Windows 7 backup and how to automate it

I’ve been using Windows 7 since early beta and have to say it is awesome.  Then again I had no real issues with Vista.  Most of the complaints about Vista aren’t going to go away with Windows 7, but it does fix a number of things.

Anyway getting slightly off topic, I wanted to talk about Windows 7 backup and restore and specifically something you don’t see other people talking about.  Since Windows 7 backup now allows saving to network shares and allowing specific folder backup rather than the whole machine there is quite a bit of flexibility. 

However what if your machine isn’t on when you set your backup schedule?  I certainly don’t want it to run when I’m actually using the machine so set about automating the backup process.

I wanted the machine to turn on at a specific time, kick off the backup then go back into sleep hybrid mode (Not hibernate).  Easy you may think but not using the built in Backup gui.

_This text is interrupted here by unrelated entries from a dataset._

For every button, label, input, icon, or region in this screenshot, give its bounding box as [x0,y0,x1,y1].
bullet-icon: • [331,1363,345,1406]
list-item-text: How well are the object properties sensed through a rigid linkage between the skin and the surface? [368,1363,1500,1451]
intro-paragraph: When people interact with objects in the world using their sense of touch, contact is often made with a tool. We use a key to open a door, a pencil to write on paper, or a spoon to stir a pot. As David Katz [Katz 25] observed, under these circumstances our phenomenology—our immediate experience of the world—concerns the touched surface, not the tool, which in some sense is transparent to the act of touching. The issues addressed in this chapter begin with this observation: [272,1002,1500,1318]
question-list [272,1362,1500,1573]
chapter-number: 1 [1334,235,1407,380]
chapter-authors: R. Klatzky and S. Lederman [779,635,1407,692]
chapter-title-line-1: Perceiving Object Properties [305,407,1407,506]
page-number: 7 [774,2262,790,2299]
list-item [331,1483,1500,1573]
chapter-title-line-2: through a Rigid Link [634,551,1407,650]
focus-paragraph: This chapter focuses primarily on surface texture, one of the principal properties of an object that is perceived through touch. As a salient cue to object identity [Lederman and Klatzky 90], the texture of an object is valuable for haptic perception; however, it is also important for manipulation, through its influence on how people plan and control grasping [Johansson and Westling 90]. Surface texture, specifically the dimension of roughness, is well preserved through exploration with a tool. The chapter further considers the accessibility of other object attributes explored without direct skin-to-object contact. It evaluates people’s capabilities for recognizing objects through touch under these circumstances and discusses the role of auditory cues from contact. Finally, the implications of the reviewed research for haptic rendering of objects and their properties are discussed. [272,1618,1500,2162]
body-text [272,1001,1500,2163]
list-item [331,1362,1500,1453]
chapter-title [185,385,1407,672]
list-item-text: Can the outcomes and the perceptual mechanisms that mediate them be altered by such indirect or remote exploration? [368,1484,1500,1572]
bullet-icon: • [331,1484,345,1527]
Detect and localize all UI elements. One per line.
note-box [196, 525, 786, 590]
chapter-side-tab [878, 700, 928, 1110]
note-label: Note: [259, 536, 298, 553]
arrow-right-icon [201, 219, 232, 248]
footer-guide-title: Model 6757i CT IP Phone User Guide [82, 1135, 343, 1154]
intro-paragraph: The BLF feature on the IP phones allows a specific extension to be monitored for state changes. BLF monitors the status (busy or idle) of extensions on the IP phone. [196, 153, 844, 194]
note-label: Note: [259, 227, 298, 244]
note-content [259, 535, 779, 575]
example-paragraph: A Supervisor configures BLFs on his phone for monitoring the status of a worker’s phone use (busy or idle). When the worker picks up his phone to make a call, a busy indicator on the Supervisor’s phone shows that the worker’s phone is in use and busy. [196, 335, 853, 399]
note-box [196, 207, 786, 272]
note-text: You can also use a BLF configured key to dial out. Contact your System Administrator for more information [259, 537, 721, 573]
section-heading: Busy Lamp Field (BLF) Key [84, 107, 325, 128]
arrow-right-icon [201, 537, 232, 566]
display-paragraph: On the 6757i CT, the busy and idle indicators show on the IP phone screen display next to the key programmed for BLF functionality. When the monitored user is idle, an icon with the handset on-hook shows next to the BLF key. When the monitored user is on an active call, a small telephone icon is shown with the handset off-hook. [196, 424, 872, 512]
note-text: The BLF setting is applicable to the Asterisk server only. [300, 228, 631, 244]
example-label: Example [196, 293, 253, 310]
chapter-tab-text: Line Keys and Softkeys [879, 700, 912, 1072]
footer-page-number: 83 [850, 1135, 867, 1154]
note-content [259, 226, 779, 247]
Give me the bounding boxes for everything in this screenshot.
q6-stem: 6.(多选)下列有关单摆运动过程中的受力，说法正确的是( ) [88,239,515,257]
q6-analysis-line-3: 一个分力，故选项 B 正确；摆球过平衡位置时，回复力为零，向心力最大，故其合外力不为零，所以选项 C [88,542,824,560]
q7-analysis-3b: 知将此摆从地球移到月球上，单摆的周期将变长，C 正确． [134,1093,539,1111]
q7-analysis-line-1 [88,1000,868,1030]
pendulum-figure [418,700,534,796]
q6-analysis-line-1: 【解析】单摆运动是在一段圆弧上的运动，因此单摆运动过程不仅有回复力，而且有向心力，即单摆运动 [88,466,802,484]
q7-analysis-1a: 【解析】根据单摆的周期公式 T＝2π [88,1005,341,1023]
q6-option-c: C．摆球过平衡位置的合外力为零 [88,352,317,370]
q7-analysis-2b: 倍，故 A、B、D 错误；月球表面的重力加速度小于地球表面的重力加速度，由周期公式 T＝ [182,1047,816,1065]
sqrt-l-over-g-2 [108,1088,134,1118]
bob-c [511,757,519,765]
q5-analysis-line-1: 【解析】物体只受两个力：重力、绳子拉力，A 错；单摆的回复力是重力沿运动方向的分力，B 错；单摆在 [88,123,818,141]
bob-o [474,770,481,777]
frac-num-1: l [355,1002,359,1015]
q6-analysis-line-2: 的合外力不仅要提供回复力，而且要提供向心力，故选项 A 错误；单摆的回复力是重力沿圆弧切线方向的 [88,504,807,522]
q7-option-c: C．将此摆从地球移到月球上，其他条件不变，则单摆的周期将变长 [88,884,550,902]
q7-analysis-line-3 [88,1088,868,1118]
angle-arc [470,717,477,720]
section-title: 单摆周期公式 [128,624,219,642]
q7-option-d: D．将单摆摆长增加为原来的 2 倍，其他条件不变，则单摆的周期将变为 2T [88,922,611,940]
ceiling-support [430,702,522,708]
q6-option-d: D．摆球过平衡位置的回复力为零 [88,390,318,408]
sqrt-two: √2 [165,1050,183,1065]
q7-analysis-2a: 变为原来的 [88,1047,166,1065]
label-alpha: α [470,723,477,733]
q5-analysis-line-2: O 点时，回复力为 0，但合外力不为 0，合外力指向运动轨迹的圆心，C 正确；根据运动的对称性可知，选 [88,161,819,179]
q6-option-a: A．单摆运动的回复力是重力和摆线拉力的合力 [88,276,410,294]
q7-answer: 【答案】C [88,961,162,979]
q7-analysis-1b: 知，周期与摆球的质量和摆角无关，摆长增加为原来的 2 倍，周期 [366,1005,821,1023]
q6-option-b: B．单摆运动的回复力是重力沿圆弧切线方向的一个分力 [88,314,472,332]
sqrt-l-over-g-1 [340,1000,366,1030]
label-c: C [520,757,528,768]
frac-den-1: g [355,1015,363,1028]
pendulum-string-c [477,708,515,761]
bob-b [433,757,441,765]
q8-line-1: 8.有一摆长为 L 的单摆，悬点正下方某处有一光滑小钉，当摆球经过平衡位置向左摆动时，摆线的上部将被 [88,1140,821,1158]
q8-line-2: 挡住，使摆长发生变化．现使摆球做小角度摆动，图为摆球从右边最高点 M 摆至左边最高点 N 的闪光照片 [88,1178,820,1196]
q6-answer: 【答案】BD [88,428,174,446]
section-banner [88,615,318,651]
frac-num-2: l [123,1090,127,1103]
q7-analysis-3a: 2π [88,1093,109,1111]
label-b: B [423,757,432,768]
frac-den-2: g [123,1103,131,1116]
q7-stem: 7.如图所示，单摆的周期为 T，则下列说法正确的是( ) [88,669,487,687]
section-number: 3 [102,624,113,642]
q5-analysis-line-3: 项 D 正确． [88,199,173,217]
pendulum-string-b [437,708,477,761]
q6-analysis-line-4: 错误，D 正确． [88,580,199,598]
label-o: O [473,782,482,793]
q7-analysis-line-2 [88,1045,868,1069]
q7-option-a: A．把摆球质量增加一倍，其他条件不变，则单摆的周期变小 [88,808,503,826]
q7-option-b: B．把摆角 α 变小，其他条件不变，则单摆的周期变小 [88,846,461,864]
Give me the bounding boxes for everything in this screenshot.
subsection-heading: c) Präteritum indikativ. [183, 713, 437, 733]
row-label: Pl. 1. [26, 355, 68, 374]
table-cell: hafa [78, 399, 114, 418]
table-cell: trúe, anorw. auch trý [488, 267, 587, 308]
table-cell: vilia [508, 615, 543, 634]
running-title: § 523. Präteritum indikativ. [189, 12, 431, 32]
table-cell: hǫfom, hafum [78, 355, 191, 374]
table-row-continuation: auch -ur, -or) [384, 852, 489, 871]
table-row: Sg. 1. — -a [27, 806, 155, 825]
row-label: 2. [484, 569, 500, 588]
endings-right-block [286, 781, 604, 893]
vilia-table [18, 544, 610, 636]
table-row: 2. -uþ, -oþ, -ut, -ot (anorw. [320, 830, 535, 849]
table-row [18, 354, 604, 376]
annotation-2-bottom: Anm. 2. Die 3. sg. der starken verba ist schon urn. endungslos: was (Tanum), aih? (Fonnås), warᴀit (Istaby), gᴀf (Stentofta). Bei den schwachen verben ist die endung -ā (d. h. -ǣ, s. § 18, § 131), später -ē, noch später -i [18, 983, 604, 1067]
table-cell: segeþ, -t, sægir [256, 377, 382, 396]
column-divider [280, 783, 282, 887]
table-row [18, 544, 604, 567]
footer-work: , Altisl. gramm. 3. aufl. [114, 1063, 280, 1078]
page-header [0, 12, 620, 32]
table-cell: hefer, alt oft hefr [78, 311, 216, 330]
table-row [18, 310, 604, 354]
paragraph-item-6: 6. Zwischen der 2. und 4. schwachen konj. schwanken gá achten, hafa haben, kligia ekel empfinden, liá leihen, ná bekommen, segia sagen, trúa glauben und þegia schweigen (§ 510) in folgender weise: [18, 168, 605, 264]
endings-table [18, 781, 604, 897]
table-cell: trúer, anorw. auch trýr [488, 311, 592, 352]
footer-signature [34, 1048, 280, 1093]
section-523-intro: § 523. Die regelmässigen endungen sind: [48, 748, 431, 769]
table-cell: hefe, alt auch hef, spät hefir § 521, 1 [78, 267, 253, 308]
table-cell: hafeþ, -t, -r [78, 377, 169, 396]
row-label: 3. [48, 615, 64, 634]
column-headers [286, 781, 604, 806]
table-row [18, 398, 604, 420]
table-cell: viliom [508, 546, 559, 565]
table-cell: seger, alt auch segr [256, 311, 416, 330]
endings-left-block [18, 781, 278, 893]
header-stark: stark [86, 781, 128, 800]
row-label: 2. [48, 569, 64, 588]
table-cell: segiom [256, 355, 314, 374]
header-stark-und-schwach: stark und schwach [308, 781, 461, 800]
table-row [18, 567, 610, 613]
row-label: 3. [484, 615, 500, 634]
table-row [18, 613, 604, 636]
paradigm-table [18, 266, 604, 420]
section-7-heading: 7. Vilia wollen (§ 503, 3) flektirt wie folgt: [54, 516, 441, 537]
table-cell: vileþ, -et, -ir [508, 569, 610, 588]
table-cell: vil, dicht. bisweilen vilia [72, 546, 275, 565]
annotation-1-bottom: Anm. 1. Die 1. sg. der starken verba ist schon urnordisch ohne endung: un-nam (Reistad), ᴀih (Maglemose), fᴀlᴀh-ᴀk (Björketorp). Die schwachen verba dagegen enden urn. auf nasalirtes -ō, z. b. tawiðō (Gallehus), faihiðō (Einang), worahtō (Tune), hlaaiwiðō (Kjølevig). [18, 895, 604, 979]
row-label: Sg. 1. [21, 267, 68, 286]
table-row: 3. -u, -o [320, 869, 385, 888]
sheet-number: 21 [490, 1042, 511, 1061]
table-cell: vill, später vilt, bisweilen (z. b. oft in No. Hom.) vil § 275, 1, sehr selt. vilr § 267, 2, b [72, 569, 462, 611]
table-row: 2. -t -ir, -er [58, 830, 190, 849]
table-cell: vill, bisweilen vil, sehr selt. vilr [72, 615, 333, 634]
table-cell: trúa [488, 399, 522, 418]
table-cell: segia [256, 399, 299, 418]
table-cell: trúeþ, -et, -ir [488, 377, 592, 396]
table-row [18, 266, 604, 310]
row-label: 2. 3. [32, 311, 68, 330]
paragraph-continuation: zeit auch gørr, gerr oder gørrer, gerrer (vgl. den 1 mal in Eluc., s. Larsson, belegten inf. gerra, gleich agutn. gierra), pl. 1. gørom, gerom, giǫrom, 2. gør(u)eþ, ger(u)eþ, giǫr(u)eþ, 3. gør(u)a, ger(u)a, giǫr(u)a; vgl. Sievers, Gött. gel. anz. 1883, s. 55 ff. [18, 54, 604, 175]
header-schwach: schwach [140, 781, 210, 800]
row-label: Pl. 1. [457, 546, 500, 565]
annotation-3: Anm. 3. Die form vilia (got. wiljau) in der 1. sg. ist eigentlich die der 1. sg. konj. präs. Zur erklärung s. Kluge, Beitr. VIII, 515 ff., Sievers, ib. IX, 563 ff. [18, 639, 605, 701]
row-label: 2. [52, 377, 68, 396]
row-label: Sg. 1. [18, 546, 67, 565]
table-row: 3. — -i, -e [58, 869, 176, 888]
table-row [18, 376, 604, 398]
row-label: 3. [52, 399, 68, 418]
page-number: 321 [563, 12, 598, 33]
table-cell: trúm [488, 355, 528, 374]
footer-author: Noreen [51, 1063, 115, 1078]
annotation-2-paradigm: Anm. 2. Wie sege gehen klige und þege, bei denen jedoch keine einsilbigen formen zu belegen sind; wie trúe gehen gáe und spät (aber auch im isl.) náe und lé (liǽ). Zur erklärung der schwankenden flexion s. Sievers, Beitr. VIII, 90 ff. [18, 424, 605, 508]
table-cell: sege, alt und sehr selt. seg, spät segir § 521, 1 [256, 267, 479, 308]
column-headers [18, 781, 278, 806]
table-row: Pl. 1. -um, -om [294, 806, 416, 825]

To achieve this I had to look in the task scheduler and make some alterations to the backup schedule.  So here’s what you do.

  • Create a backup schedule using the normal Windows 7 backup and restore wizard
  • Next fire up task scheduler
  • Find the backup task which has been newly created.  It’s under Microsoft –> Windows –> Windows Backup


  • Right click it and edit the properties
  • Click the conditions tab and select “Wake the computer to run this task”
  • Hit OK

That’s it!  Well not quite, now we have to set up the sleep portion after the backup.  Unfortunately I couldn’t find a suitable way to do it with the in built functions of Windows 7, so I downloaded psshutdown from here –

Once downloaded extract psshutdown to c:\windows (Or anywhere else you like).

Now we just add another action in to the scheduled task.  So go back in to the scheduled task in task scheduler and edit it again:

  • Click the actions tab
  • Click new
  • Setup the following


  • Click OK once done.
  • It should now appear in the action list, click OK again

Sweet!  Now after the backup has run it will run the psshutdown command with the –d (Sleep) with a 30 second delay (You can change this).  There are a bunch of other switches you can use but I’m not going to list them.

Now we’re done.  Hopefully this was helpful.